Seeking to reassure investors, the company yesterday said it had arranged a $750 million credit facility with a dozen financial institutions. Chesapeake's stock bounced up 12 percent on the news, but the $18.35 price was just a quarter of its July 2 peak. (On Friday, the company said its chief executive had "involuntarily sold substantially all of his shares" over the previous three days to meet margin calls.)

Other companies are looking for infusions of cash. In the past, they might have issued new stock but with tumbling share prices such moves are currently unattractive if not impossible. Advanced Micro Devices, the heavily indebted semiconductor manufacturer, was fortunate to have concluded months-long talks with an Abu Dhabi state-owned technology investment company. It will unload $1.2 billion in debt, receive a $1 billion cash infusion, and have a commitment from the Abu Dhabi firm to invest as much as $6 billion over the next five years.

"It solves AMD's near-term cash crunch issues," an FBR report said.

Even before the recent crisis, tight credit was putting some projects on hold.

In San Diego, for instance, developers had for two years been planning to erect a $1.5 billion development known as Ballpark Village on 7.1 acres of land near the Padres baseball stadium. The developer's Web site calls it "largest contiguous and undeveloped land remaining in downtown San Diego."
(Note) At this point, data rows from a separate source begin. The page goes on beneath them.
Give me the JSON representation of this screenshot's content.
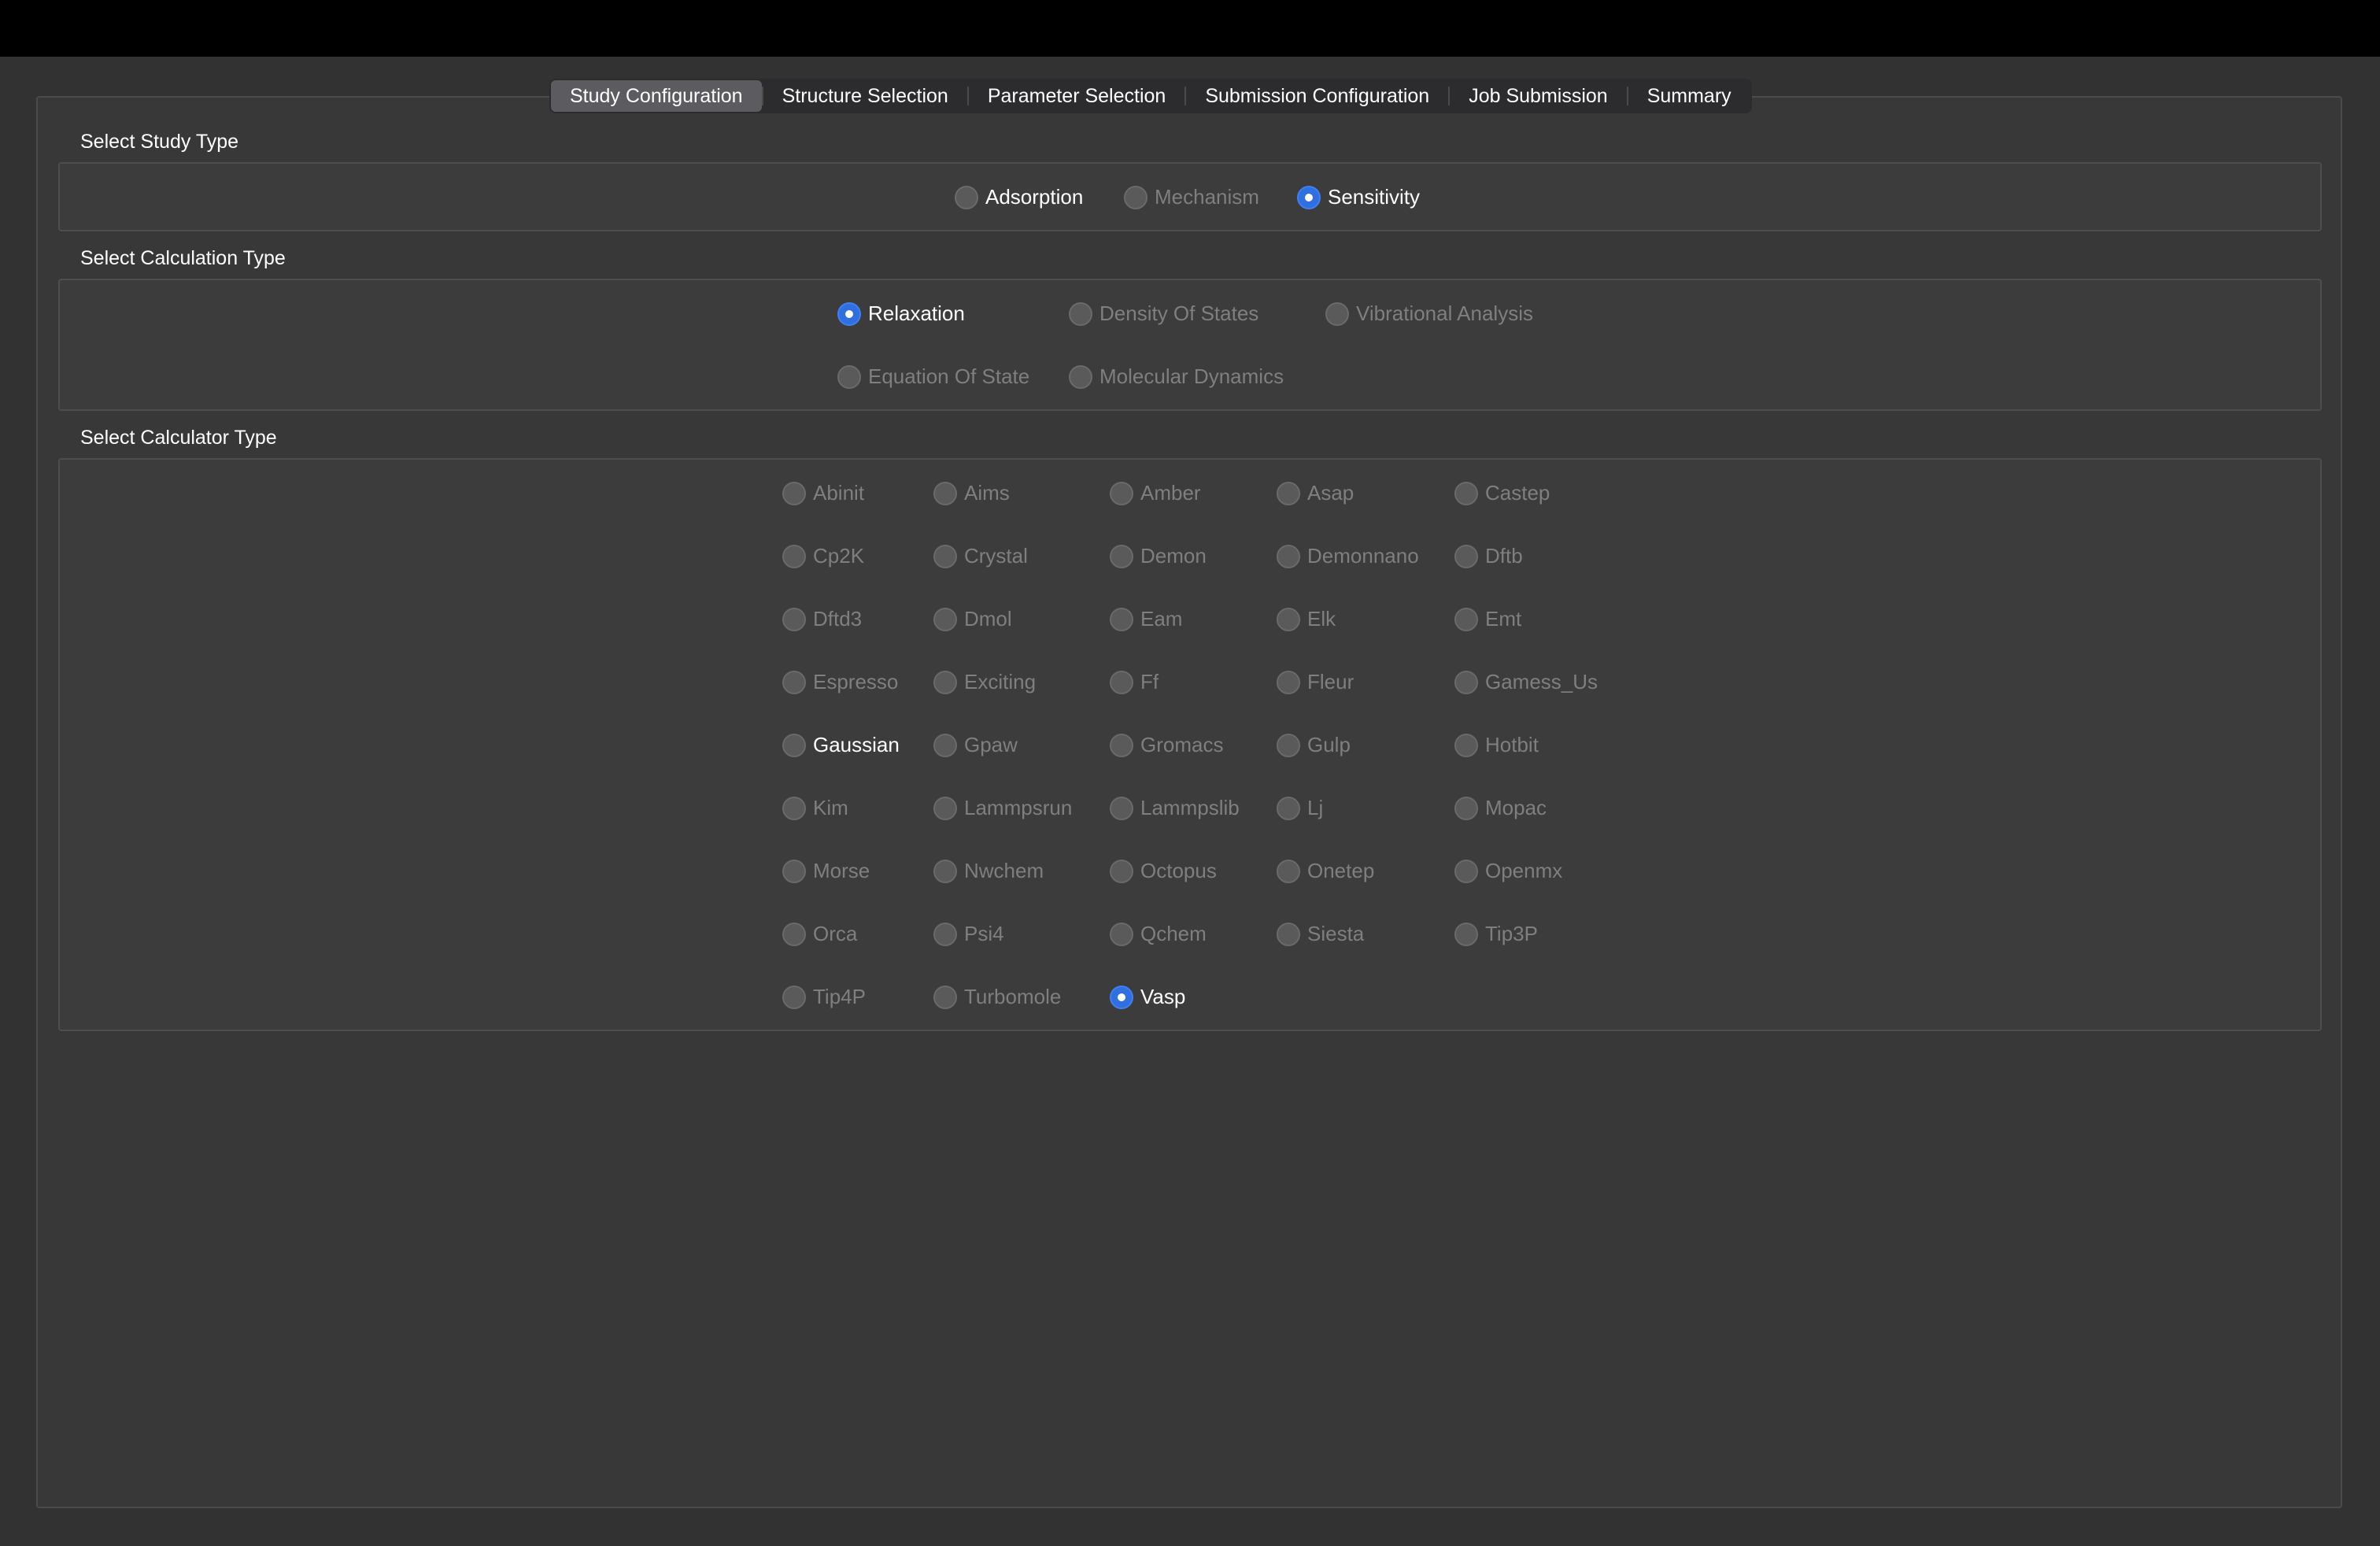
{
  "tabs": [
    {
      "label": "Study Configuration",
      "active": true
    },
    {
      "label": "Structure Selection",
      "active": false
    },
    {
      "label": "Parameter Selection",
      "active": false
    },
    {
      "label": "Submission Configuration",
      "active": false
    },
    {
      "label": "Job Submission",
      "active": false
    },
    {
      "label": "Summary",
      "active": false
    }
  ],
  "study_type": {
    "title": "Select Study Type",
    "options": [
      {
        "label": "Adsorption",
        "enabled": true,
        "checked": false
      },
      {
        "label": "Mechanism",
        "enabled": false,
        "checked": false
      },
      {
        "label": "Sensitivity",
        "enabled": true,
        "checked": true
      }
    ]
  },
  "calculation_type": {
    "title": "Select Calculation Type",
    "options": [
      {
        "label": "Relaxation",
        "enabled": true,
        "checked": true
      },
      {
        "label": "Density Of States",
        "enabled": false,
        "checked": false
      },
      {
        "label": "Vibrational Analysis",
        "enabled": false,
        "checked": false
      },
      {
        "label": "Equation Of State",
        "enabled": false,
        "checked": false
      },
      {
        "label": "Molecular Dynamics",
        "enabled": false,
        "checked": false
      }
    ]
  },
  "calculator_type": {
    "title": "Select Calculator Type",
    "options": [
      {
        "label": "Abinit",
        "enabled": false,
        "checked": false
      },
      {
        "label": "Aims",
        "enabled": false,
        "checked": false
      },
      {
        "label": "Amber",
        "enabled": false,
        "checked": false
      },
      {
        "label": "Asap",
        "enabled": false,
        "checked": false
      },
      {
        "label": "Castep",
        "enabled": false,
        "checked": false
      },
      {
        "label": "Cp2K",
        "enabled": false,
        "checked": false
      },
      {
        "label": "Crystal",
        "enabled": false,
        "checked": false
      },
      {
        "label": "Demon",
        "enabled": false,
        "checked": false
      },
      {
        "label": "Demonnano",
        "enabled": false,
        "checked": false
      },
      {
        "label": "Dftb",
        "enabled": false,
        "checked": false
      },
      {
        "label": "Dftd3",
        "enabled": false,
        "checked": false
      },
      {
        "label": "Dmol",
        "enabled": false,
        "checked": false
      },
      {
        "label": "Eam",
        "enabled": false,
        "checked": false
      },
      {
        "label": "Elk",
        "enabled": false,
        "checked": false
      },
      {
        "label": "Emt",
        "enabled": false,
        "checked": false
      },
      {
        "label": "Espresso",
        "enabled": false,
        "checked": false
      },
      {
        "label": "Exciting",
        "enabled": false,
        "checked": false
      },
      {
        "label": "Ff",
        "enabled": false,
        "checked": false
      },
      {
        "label": "Fleur",
        "enabled": false,
        "checked": false
      },
      {
        "label": "Gamess_Us",
        "enabled": false,
        "checked": false
      },
      {
        "label": "Gaussian",
        "enabled": true,
        "checked": false
      },
      {
        "label": "Gpaw",
        "enabled": false,
        "checked": false
      },
      {
        "label": "Gromacs",
        "enabled": false,
        "checked": false
      },
      {
        "label": "Gulp",
        "enabled": false,
        "checked": false
      },
      {
        "label": "Hotbit",
        "enabled": false,
        "checked": false
      },
      {
        "label": "Kim",
        "enabled": false,
        "checked": false
      },
      {
        "label": "Lammpsrun",
        "enabled": false,
        "checked": false
      },
      {
        "label": "Lammpslib",
        "enabled": false,
        "checked": false
      },
      {
        "label": "Lj",
        "enabled": false,
        "checked": false
      },
      {
        "label": "Mopac",
        "enabled": false,
        "checked": false
      },
      {
        "label": "Morse",
        "enabled": false,
        "checked": false
      },
      {
        "label": "Nwchem",
        "enabled": false,
        "checked": false
      },
      {
        "label": "Octopus",
        "enabled": false,
        "checked": false
      },
      {
        "label": "Onetep",
        "enabled": false,
        "checked": false
      },
      {
        "label": "Openmx",
        "enabled": false,
        "checked": false
      },
      {
        "label": "Orca",
        "enabled": false,
        "checked": false
      },
      {
        "label": "Psi4",
        "enabled": false,
        "checked": false
      },
      {
        "label": "Qchem",
        "enabled": false,
        "checked": false
      },
      {
        "label": "Siesta",
        "enabled": false,
        "checked": false
      },
      {
        "label": "Tip3P",
        "enabled": false,
        "checked": false
      },
      {
        "label": "Tip4P",
        "enabled": false,
        "checked": false
      },
      {
        "label": "Turbomole",
        "enabled": false,
        "checked": false
      },
      {
        "label": "Vasp",
        "enabled": true,
        "checked": true
      }
    ]
  },
  "colors": {
    "accent": "#2f6fe0",
    "window_bg": "#323232",
    "pane_bg": "#383838",
    "text": "#ffffff",
    "text_disabled": "#7f7f7f"
  }
}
It's going to stay undeveloped for a while longer. The project has been put on hold. Marriott, slated to operate a hotel in the complex, pulled out at the end of August, citing "the situation in the capital markets." Investors in other parts of the development have also been squeezed.

For other projects, the ramifications of the credit freeze aren't yet clear.

Two years ago, the utility Ohio Edison settled a federal lawsuit by agreeing to spend more than $1 billion installing pollution-control equipment on a coal-fired generating station in southern Ohio. It is partway through that project and was planning to raise $600 million this year to finance the next stage.

For now, those financing plans are on hold as the utility waits to see whether the near freeze in lending will come to a rapid end. Tricia C. Ingraham, a spokeswoman for Ohio Edison's parent, FirstEnergy, said "we're waiting."